Date of Award

5-2016

Degree Type

Honors College Thesis

Department

Finance, Real Estate, and Business Law

First Advisor

Kimberly Goodwin, Ph.D.

Advisor Department

Finance, Real Estate, and Business Law

Abstract

Although high frequency trading (HFT) makes up a large portion of day to day trading activity in US and global markets, Khashanah and colleagues (2014) found that nearly half of academic and business industry professionals feel that HFT provides an unfair advantage relative to other market participants, and that a majority of industry professionals share concerns that HFT increases volatility in markets. This creates an environment wherein there are increasing calls by various groups for increased regulation of HFT, and the same study by Khashanah et al (2014) finds that 59% of academics and 46% of industry professionals are of this opinion. The current study was designed to further examine perceptions of HFT, particularly with regards to its effects on volatility and further regulation, among a younger generation of respondents.
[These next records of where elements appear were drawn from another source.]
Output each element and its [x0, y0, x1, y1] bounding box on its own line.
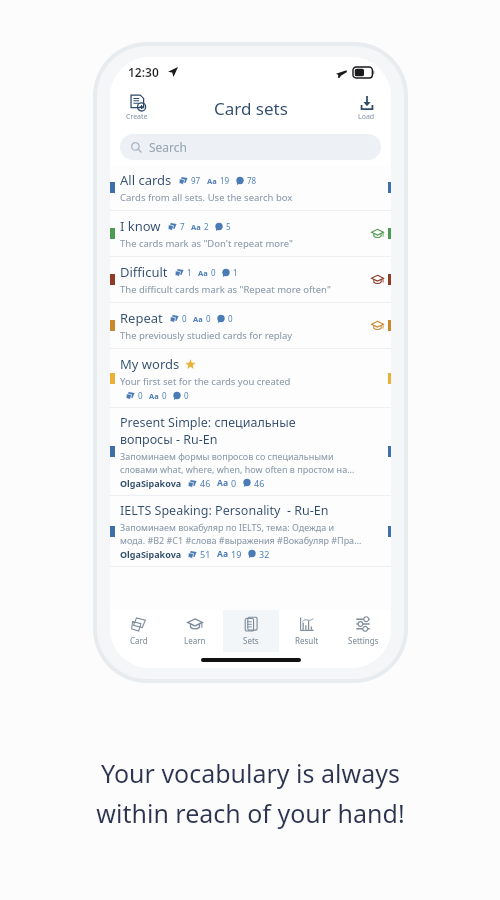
staticText: словами what, where, when, how often в п… — [120, 463, 355, 475]
staticText: 46 — [254, 477, 265, 489]
staticText: 0 — [228, 313, 233, 324]
staticText: 2 — [204, 221, 209, 232]
staticText: 0 — [211, 267, 216, 278]
staticText: 5 — [226, 221, 231, 232]
staticText: My words — [120, 355, 180, 373]
staticText: 12:30 — [128, 64, 159, 80]
staticText: OlgaSipakova — [120, 477, 182, 489]
staticText: Learn — [184, 635, 206, 646]
staticText: All cards — [120, 171, 172, 189]
staticText: I know — [120, 217, 161, 235]
staticText: Repeat — [120, 309, 163, 327]
button[interactable]: All cards — [110, 165, 391, 210]
staticText: 32 — [259, 548, 270, 560]
staticText: 46 — [200, 477, 211, 489]
staticText: 7 — [180, 221, 185, 232]
staticText: Settings — [348, 635, 379, 646]
button[interactable]: My words — [110, 349, 391, 407]
staticText: Aa — [207, 176, 217, 186]
staticText: Aa — [198, 268, 208, 278]
button[interactable]: Difficult — [110, 257, 391, 302]
staticText: Sets — [243, 635, 259, 646]
staticText: Запоминаем вокабуляр по IELTS, тема: Оде… — [120, 521, 335, 533]
staticText: 51 — [200, 548, 211, 560]
staticText: The difficult cards mark as "Repeat more… — [120, 283, 331, 296]
staticText: Aa — [217, 477, 228, 489]
staticText: Aa — [193, 314, 203, 324]
staticText: Aa — [217, 548, 228, 560]
staticText: Aa — [191, 222, 201, 232]
staticText: Difficult — [120, 263, 168, 281]
staticText: 0 — [182, 313, 187, 324]
button[interactable]: Create — [120, 92, 154, 124]
button[interactable]: Search — [120, 134, 381, 160]
staticText: IELTS Speaking: Personality - Ru-En — [120, 502, 329, 519]
staticText: Запоминаем формы вопросов со специальным… — [120, 450, 334, 462]
staticText: 0 — [162, 390, 167, 401]
staticText: The previously studied cards for replay — [120, 329, 293, 342]
staticText: Create — [126, 112, 148, 122]
staticText: 0 — [184, 390, 189, 401]
staticText: 1 — [187, 267, 192, 278]
staticText: 97 — [191, 175, 201, 186]
staticText: 0 — [231, 477, 237, 489]
button[interactable]: Sets — [223, 610, 279, 652]
staticText: Result — [295, 635, 319, 646]
button[interactable]: IELTS Speaking: Personality - Ru-En — [110, 496, 391, 566]
button[interactable]: Present Simple: специальные — [110, 408, 391, 495]
button[interactable]: Result — [279, 610, 335, 652]
staticText: мода. #B2 #C1 #слова #выражения #Вокабул… — [120, 534, 362, 546]
staticText: Cards from all sets. Use the search box — [120, 191, 293, 204]
button[interactable]: Repeat — [110, 303, 391, 348]
button[interactable]: Load — [352, 93, 381, 124]
staticText: The cards mark as "Don't repeat more" — [120, 237, 293, 250]
staticText: 0 — [206, 313, 211, 324]
staticText: 19 — [231, 548, 242, 560]
button[interactable]: Learn — [167, 610, 223, 652]
staticText: within reach of your hand! — [96, 796, 405, 830]
staticText: Search — [149, 139, 187, 155]
button[interactable]: I know — [110, 211, 391, 256]
staticText: 78 — [247, 175, 257, 186]
staticText: OlgaSipakova — [120, 548, 182, 560]
staticText: Aa — [149, 391, 159, 401]
staticText: вопросы - Ru-En — [120, 431, 218, 448]
staticText: Your vocabulary is always — [101, 756, 400, 790]
staticText: 0 — [138, 390, 143, 401]
staticText: Load — [358, 112, 375, 122]
staticText: Card — [130, 635, 148, 646]
staticText: Your first set for the cards you created — [120, 375, 291, 388]
staticText: Card sets — [214, 97, 288, 120]
staticText: Present Simple: специальные — [120, 414, 296, 431]
staticText: 19 — [220, 175, 230, 186]
staticText: 1 — [233, 267, 238, 278]
button[interactable]: Card — [110, 610, 167, 652]
button[interactable]: Settings — [335, 610, 391, 652]
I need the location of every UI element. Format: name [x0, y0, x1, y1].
By replicating the survey distributed by Khashanah and colleagues, this study aims to shed light on the opinions business students hold regarding HFT and draw comparisons between the industry professionals and academics and the results garnered here. Participants were asked to respond to a twelve question survey that asked for opinions about liquidity, price discovery, market crashes, and then respond to what they think an appropriate level of regulation for HFT should be. A Poisson regression analysis model was utilized in order to ascertain certain underlying trends in the data, and found correlations between major, age, and financial experience with negative perceptions of HFT.